If you use a different firewall or security system, export all learned rules as JSON and feed them into your own pipeline:

# Export as dict
rules = shield.export_rules()
# {
#   "category_keywords": {"exfiltration": ["dump", "leak", ...], ...},
#   "approved_rules": [{"rule_id": "a1b2", "pattern": "...", "rule_type": "keyword"}],
#   "predefined_categories": {"exfiltration": [...], "injection": [...], ...},
#   "bad_signals": ["IGNORE ALL PREVIOUS", ...],
#   "stats": {"total_scans": 389405, ...}
# }

# Or write directly to a JSON file
shield.export_rules_json("rules_export.json")

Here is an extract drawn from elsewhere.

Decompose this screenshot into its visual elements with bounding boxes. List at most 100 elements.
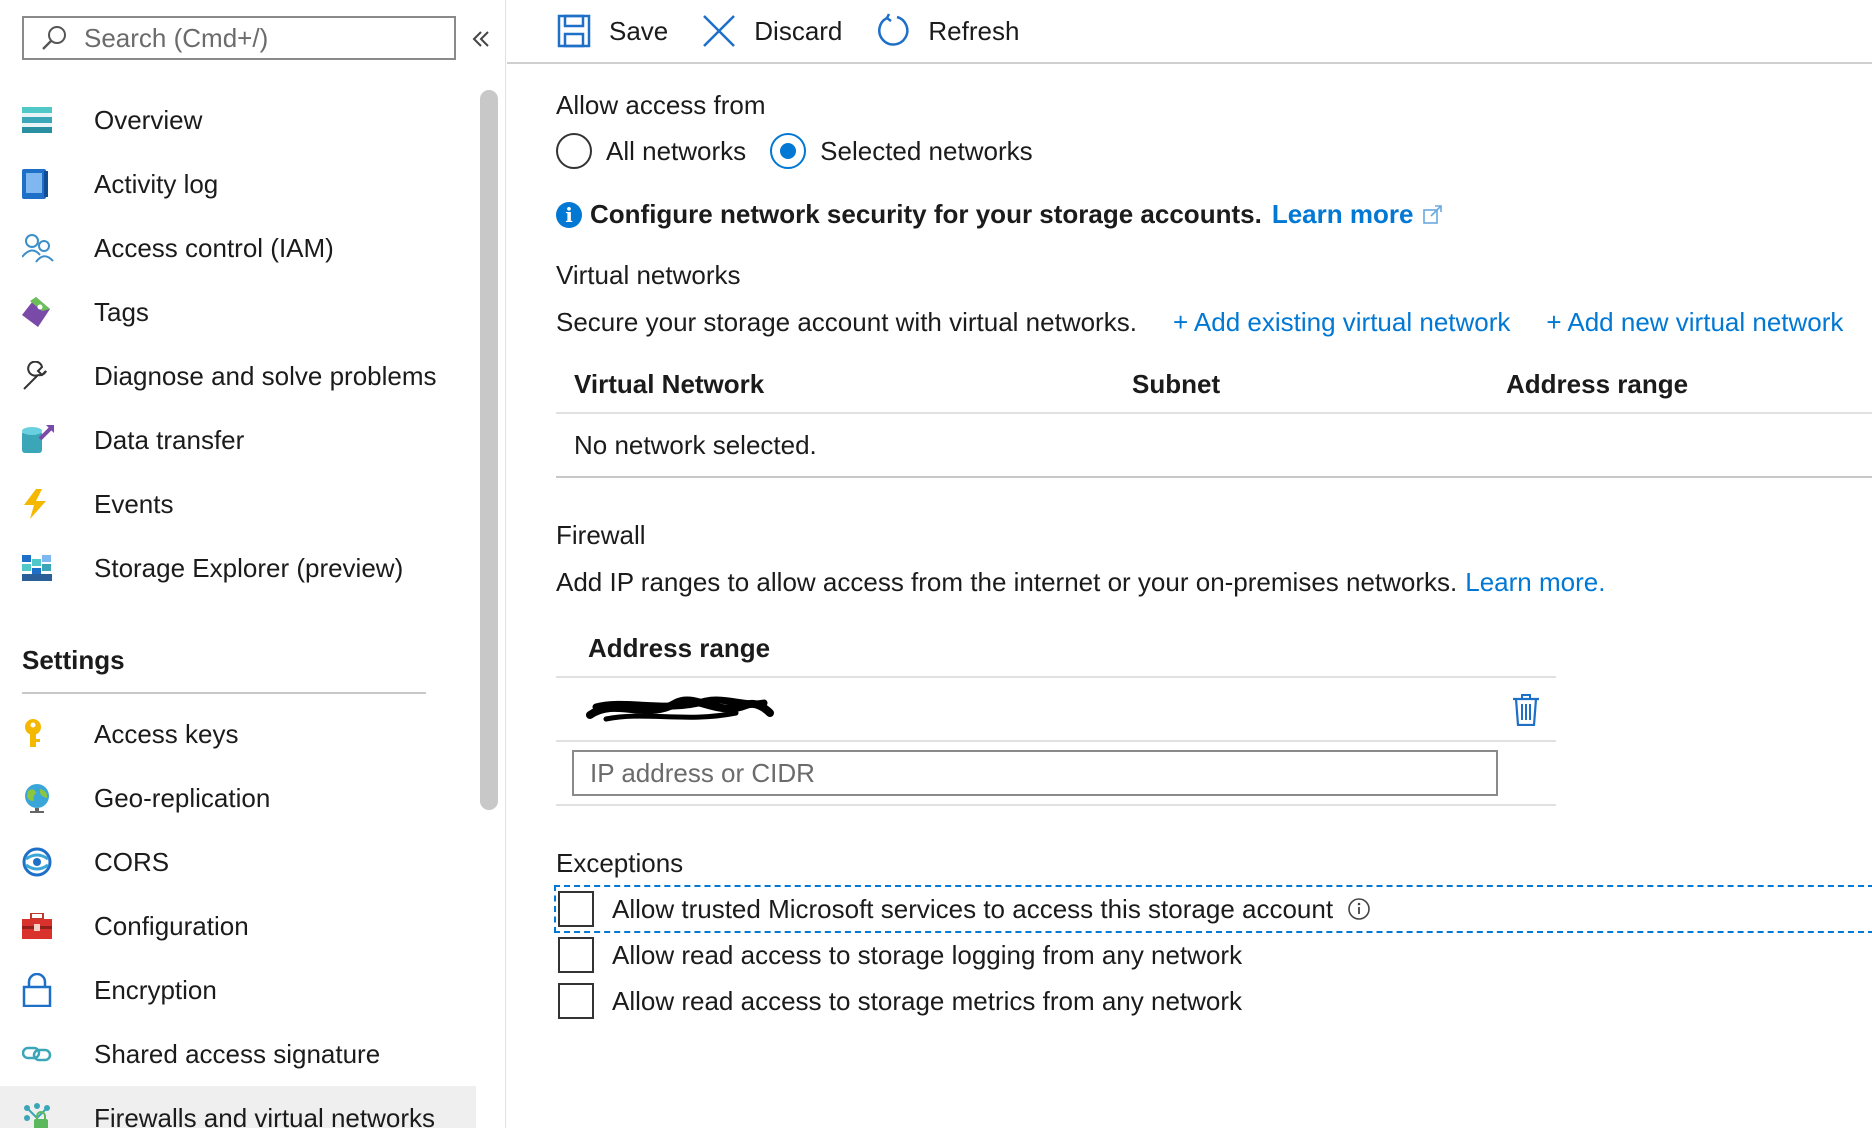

Feed category_keywords and approved_rules into your WAF, SIEM, or custom filter. The JSON file is a complete snapshot of everything the system has learned.

Integration Examples

FastAPI Middleware

from fastapi import FastAPI, Request
from adaptive_shield import AdaptiveShield

app = FastAPI()
shield = AdaptiveShield()

@app.middleware("http")
async def security_check(request: Request, call_next):
    body = await request.body()
    result = shield.scan(body.decode())
    if not result["allowed"]:
        return JSONResponse(status_code=403, content={"blocked": result["reason"]})
    return await call_next(request)

LangChain

from adaptive_shield import AdaptiveShield

shield = AdaptiveShield()

def safe_llm_call(prompt: str) -> str:
    result = shield.scan(prompt)
    if not result["allowed"]:
        return f"Blocked: {result['reason']}"
    return llm.invoke(prompt)

Real-World Attack Test Results

30-Attack Gauntlet

Run python test_realworld_attacks.py to verify — 30 different attack types, 100% detection:

Phase Result
Normal traffic (20 inputs) All allowed ✅
Static filter catch 6/30 attacks blocked
Missed attacks reported 24 rules auto-created
Sandbox validation All 24 at 0% false positive rate
Re-scan after learning 24/24 now blocked
False positives on legit traffic 0/20
Total detection rate 30/30 (100%)

Changelog

1.1.0

  • Autonomous keyword validation: keywords tested against benign traffic before deployment
  • 2-trigger threshold: requires 2+ keyword matches to block (eliminates single-word FPs)
  • Hardening v2: 30+ context-aware attack phrases (replaces single-word triggers)
  • Layer 0: Invisible Unicode character stripping (zero-width spaces, bidi marks)
  • Layer 3.5: Repetition flood detection
  • Expanded multilingual coverage: 15 languages (was 10)

1.0.0

  • Initial standalone release. Extracted from SovereignShield as independent package.
  • Self-expanding minefield V2 with category-based attack classification.
  • Self-pruning false positives.
  • Multilingual detection (12 languages).
  • Multi-decode pipeline (Base64, ROT13, leet speak, reversed text).
  • Bundled InputFilter for standalone operation.